In case it is preferable to process the output instead of printing it to the terminal, execute() can be configured to provide the output via its return value by setting capture_output to True:

from gencove_explorer.models import File

f = File(path_local="~/script.sh")
c = f.execute(capture_output=True)

print(c.stdout) # Standard output
print(c.stderr) # Standard error

File.execute() uses /bin/sh as the default interpreter, but any interpreter can be specified by setting the appropriate shebang line in the file. For example, to use Python as the interpreter add the following line to the top of the Python script:

#!/usr/bin/env python

Finally, a real-world example for executing a shell script (~/script.sh) on an array of inputs utilizing the features described in this section:

from gencove_explorer.models import File
from gencove_explorer.analysis import Analysis, InputShared

a = Analysis(
    input=["a","b","c"],
    input_shared=InputShared(
        script=File(path_local="~/script.sh").upload()
    ),
    function=lambda ac: ac.input_shared.script.execute(ac.input),
).run()

Temporary files

It is also possible to use the File object for creating temporary local and/or remote files.
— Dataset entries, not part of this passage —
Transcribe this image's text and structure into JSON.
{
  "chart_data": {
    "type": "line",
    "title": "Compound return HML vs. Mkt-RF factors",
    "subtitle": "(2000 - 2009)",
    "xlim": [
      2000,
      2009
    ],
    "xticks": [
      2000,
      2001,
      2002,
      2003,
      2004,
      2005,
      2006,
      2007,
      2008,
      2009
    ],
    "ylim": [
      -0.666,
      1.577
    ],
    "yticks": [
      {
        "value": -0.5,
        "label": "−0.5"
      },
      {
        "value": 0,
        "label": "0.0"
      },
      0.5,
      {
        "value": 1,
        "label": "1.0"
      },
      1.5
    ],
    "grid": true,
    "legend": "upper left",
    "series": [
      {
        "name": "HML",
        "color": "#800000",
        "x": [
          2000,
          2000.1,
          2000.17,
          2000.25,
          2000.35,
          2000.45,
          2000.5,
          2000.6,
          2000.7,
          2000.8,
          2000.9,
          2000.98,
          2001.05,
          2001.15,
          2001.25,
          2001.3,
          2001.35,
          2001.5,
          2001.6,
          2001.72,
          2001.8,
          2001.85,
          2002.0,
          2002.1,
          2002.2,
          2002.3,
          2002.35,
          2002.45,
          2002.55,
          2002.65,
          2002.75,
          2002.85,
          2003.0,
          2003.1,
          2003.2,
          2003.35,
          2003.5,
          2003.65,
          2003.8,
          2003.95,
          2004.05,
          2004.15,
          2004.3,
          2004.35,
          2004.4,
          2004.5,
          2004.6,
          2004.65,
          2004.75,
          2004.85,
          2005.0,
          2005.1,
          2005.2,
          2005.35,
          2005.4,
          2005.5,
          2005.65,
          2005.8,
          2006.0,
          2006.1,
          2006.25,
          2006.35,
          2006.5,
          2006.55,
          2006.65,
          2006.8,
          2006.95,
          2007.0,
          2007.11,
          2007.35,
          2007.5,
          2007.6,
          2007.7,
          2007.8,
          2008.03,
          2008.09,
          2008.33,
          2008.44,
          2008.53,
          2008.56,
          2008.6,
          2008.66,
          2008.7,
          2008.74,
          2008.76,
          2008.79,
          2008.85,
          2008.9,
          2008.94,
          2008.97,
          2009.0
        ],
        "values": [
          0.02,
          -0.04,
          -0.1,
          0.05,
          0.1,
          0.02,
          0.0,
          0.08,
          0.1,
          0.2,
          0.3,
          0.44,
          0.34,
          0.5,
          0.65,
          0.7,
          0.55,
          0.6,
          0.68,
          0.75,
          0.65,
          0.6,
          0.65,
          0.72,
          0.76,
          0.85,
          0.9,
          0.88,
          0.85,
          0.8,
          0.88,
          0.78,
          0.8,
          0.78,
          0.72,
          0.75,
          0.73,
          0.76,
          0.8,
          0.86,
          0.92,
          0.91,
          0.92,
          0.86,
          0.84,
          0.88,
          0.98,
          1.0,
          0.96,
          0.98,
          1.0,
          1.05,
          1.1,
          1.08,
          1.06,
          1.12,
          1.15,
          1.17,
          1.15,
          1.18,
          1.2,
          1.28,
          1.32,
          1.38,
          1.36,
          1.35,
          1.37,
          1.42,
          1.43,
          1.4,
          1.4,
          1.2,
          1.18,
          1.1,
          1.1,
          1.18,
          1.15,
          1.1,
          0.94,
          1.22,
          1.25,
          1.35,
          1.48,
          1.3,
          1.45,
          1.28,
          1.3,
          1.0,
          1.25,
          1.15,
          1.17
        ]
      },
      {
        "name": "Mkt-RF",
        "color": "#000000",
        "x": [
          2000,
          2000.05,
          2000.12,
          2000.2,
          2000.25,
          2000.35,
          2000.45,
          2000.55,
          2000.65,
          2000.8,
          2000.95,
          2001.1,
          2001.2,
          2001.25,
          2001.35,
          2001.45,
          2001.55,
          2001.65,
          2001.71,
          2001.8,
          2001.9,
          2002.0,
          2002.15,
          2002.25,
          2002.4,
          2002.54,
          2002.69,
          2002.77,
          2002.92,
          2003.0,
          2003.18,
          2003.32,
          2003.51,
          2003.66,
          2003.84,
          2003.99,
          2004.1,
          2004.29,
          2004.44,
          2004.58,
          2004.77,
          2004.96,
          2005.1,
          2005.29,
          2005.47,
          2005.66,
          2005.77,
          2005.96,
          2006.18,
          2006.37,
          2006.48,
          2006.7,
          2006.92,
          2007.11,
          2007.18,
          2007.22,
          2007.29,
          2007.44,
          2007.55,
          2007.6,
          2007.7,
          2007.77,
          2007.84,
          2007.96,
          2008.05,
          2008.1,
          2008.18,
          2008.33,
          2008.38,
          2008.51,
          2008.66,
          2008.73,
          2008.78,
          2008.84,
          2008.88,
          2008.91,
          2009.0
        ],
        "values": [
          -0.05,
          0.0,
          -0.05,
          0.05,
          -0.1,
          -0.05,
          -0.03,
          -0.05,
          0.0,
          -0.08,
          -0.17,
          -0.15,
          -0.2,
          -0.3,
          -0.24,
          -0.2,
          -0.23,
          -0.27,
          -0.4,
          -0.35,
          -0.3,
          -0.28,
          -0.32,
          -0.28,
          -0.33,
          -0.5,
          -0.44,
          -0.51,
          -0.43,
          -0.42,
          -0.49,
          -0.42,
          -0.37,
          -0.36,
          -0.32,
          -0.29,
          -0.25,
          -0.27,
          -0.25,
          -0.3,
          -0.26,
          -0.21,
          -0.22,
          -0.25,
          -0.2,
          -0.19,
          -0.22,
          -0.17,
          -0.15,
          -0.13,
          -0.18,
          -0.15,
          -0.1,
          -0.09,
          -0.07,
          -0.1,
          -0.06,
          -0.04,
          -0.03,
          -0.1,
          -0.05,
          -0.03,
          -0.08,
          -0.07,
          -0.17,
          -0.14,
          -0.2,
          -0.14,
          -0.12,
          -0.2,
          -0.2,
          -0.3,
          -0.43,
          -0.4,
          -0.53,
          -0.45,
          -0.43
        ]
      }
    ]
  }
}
πŸ’‘ Temporary files have an automatically generated filename that is guaranteed to be unique. The user should not expect that these files are permanently stored. We recommend using them for intermediate analysis results, while named files should be used for inputs and outputs.

To create a temporary remote file, exclude the name, path_e, or path_s3 parameters:

from gencove_explorer.models import File

# Create File object with no explicit destination
f = File(path_local="~/file.txt")

# Upload to temporary location
f.upload()

To create a temporary local file, exclude the path_local parameter:

from gencove_explorer.models import File

# Create File object with explicit destination
f = File(path_e="e://users/me/project-1/file.txt")

!echo 123 > {f.path_local}

# Upload to temporary location
f.upload()

To create a file that is temporary both locally and remotely, exclude all parameters:

from gencove_explorer.models import File

# Create temporary File object
f = File()

!echo 123 > {f.path_local}

# Upload to temporary location
f.upload()

# Get destination
print(f.path_e)

Generating URLs for remote File objects

It is possible to generate a temporary URL for a file in EOS via the url property.

πŸ’‘ The URLs generated with this method:

  1. Provide access to the file over the public Internet by anyone who has the URL
  2. Expire after 48 hours

Below is an end to end example where we copy a local file to EOS, then obtain a URL for it.

from gencove_explorer.models import File

# Create File object with no explicit destination
f = File(path_local="~/file.txt")

# Upload to temporary location
f.upload()

# Generate and print temporary URL for file
print(f.url)

Sharing files within your organization

Files can be easily shared within your organization by sharing the EOS URI (e://...) of objects.

πŸ’‘ Files created in your user namespace (e://users/me/) need to be made "shareable" by replacing the me shorthand with your user id. To simplify this process, the Explorer SDK provides a convenient File object attribute named path_e_shareable.

from gencove_explorer.models import File

# Create File object in user namespace
f = File(path_local="~/file.txt", path_e="e://users/me/project-1/file.txt")

# Copy to temporary location on EOR
f.upload()

print(f.path_e_shareable)

EOS URIs of files created in the organization namespace (e://org/) can be shared within your organization without modification.